Now please open the url returned by the next command and navigate to Status➡Targets

$ oc get route -n monitoring
NAME HOST/PORT PATH SERVICES PORT TERMINATION WILDCARD
prometheus-operated prometheus-operated-monitoring.apps.serverless-8d48.openshiftworkshop.com prometheus-operated web None

You should see something like this. There are three targets, one per pod.

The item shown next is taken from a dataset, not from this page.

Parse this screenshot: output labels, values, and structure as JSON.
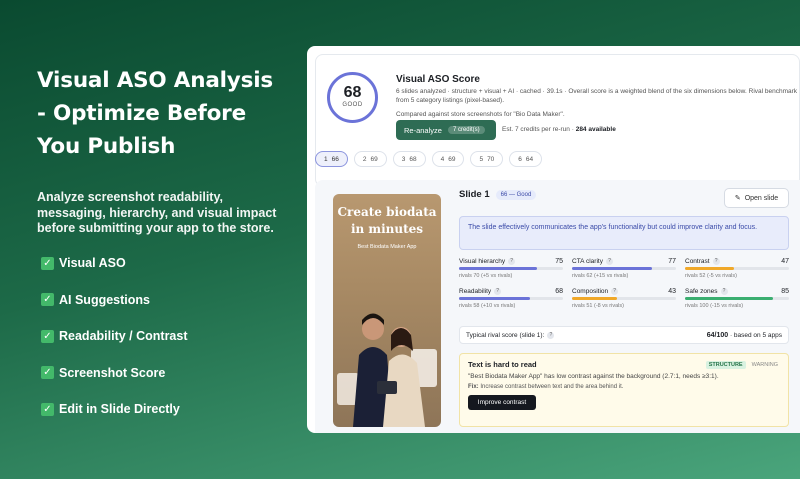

Now if you navigate to Status➡Configuration you should be able to see that there’s a scrape_config entry per ServiceMonitor object, in our case we only have one, called backnd-monitor, the generated scrape-config name monitoring/backend-monitor/0

See it in action

Now that we’re sure that our target service is being monitored we could go and see some graphs. To do so, navigate to Graph and start typing codelab in the Expression... textfield. Then choose one of the available metrics, for instance codelab_api_http_requests_in_progress …

…and click on tab Graph.

Congratulations, you’ve deployed Prometheus using the Operator Lifecycle Manager, deployed a service in a different namespace, tracked down a configuration error, fixed it and finally checked everything works… hopefully ;-)

Wrap up

This simple guide doesn’t go deep into the configuration of Prometheus, but shows how easy it is to set up Prometheus using the Operator Lifecycle Manager… but remember the real payoff starts on day-2 operations, so what’s easy today should be easy tomorrow too.